Weitere Highlights sind Bruce Campbell ("Evil Dead") in einer Cameo-Rolle und – trotz nur wenigen Minuten Screentime fast so kultig wie Tim Curry – Delroy Lindo («Sinners») als opportunistischer Armee-Captain. Stichwort: Sesamkuchen.

Absolut legendär.

Es ist nicht alles ein Diamant, das glänzt

Natürlich sehe ich auch die Schwächen des Films: einzelne Effekte, Logiklücken und stellenweise etwas gar stark geforderter «suspension of disbelief». Auch verstehe ich, dass Stan Winston unglücklich darüber war, dass seine Kostüme für die Monsteraffen nicht optimal inszeniert wurden.

Ich kann auch nachvollziehen, dass Autor Michael Crichton mit der Adaption nicht zufrieden war, da sie den einigermassen ernsten Ton der Vorlage zugunsten von actiongeladenem Rambazamba und flapsigem Humor geopfert hat.

Tatsächlich – und man verzeihe mir die Blasphemie – halte ich den Film aber für eine ganze Ecke unterhaltsamer als die Romanvorlage.

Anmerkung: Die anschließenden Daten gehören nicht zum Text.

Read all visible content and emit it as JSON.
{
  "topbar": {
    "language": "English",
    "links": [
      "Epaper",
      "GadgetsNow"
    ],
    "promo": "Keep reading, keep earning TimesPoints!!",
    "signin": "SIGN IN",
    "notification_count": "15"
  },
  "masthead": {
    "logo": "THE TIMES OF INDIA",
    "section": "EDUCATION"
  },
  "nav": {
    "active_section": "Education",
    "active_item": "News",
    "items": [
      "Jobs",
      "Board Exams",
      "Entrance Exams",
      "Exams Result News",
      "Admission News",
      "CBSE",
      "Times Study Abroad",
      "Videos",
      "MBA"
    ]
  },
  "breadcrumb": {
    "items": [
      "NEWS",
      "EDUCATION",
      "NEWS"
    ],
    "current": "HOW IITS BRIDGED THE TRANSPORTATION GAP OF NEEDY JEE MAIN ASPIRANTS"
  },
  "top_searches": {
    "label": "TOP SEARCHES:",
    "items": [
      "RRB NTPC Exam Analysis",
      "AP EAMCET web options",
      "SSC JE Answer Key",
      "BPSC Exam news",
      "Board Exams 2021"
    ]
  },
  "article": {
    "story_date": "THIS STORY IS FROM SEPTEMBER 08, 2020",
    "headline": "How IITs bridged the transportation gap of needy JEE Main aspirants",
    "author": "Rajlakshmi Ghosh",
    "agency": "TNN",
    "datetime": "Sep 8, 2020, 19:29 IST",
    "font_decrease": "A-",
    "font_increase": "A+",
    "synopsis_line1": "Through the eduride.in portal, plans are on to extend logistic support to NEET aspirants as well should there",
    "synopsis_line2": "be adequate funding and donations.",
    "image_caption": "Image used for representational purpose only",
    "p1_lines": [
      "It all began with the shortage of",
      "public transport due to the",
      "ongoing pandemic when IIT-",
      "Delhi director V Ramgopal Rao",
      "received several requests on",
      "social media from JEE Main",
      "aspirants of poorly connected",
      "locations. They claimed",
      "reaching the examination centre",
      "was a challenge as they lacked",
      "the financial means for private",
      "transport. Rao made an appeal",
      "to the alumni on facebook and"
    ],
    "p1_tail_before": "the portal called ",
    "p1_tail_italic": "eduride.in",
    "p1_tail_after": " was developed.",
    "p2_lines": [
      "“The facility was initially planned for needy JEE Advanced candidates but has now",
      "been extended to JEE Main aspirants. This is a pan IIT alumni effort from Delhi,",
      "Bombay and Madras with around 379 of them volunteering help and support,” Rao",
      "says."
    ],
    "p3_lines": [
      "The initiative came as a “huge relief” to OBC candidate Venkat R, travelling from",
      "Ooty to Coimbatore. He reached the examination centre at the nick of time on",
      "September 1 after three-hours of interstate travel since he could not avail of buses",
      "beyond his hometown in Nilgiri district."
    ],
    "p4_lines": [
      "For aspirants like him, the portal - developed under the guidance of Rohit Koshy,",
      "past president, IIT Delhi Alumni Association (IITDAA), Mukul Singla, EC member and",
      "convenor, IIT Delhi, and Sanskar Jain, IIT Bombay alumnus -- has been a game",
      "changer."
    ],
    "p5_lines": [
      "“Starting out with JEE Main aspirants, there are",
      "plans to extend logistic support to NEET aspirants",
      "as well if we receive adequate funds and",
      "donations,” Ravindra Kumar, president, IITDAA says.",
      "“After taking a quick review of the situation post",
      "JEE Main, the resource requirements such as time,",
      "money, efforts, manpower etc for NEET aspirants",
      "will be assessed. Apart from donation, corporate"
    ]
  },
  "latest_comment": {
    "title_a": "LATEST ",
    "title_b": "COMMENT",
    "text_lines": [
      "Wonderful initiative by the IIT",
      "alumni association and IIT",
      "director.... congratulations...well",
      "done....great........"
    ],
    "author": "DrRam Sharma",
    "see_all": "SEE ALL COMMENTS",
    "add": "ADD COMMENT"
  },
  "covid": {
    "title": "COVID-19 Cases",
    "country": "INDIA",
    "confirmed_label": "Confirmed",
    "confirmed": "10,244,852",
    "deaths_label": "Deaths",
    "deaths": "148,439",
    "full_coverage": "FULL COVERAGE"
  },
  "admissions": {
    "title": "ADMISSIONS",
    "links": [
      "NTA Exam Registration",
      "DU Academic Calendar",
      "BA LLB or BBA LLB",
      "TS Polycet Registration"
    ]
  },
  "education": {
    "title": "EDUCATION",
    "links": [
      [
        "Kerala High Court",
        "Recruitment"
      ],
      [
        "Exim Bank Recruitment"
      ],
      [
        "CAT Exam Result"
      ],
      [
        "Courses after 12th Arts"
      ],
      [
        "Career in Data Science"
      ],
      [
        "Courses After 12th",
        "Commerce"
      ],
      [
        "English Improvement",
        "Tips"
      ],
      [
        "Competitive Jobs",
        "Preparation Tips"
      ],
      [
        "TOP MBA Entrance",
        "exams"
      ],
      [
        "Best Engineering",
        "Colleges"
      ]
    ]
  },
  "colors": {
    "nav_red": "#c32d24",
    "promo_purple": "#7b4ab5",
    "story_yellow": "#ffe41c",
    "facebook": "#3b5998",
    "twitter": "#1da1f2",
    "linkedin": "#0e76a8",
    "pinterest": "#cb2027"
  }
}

Bis Crichton übrigens die Hutschnur bei den Verfilmungen endgültig riss, strichen noch ein paar Jahre ins Land. Nach der Flop-Verfilmung seines Zeitreise-Mittelalter-Thrillers «Timeline» 2003 soll er weitere Adaptionen seiner Werke untersagt haben.

Spirit of Africa

Und wie schon bei meinem Bericht über den geschassten Piraten-Knüller «Cutthroat Island» muss ich auch hier den Soundtrack positiv hervorheben. Jerry Goldsmith («Alien» hat hier im Verbund mit Lebo M. («The Lion King») einen grossartigen Score abgeliefert, der einen direkt in den afrikanischen Urwald auf Schatzsuche transportiert. Spotify-Anspieltipps: «Spirit of Africa» und «Kahega».

Darum: Wartet den nächsten regnerischen Sonntag ab, besorgt euch ein grosses Stück Sesamkuchen, stellt euer Gehirn auf ein knallbuntes Affentheater ein und gebt «Congo» noch einmal eine Chance.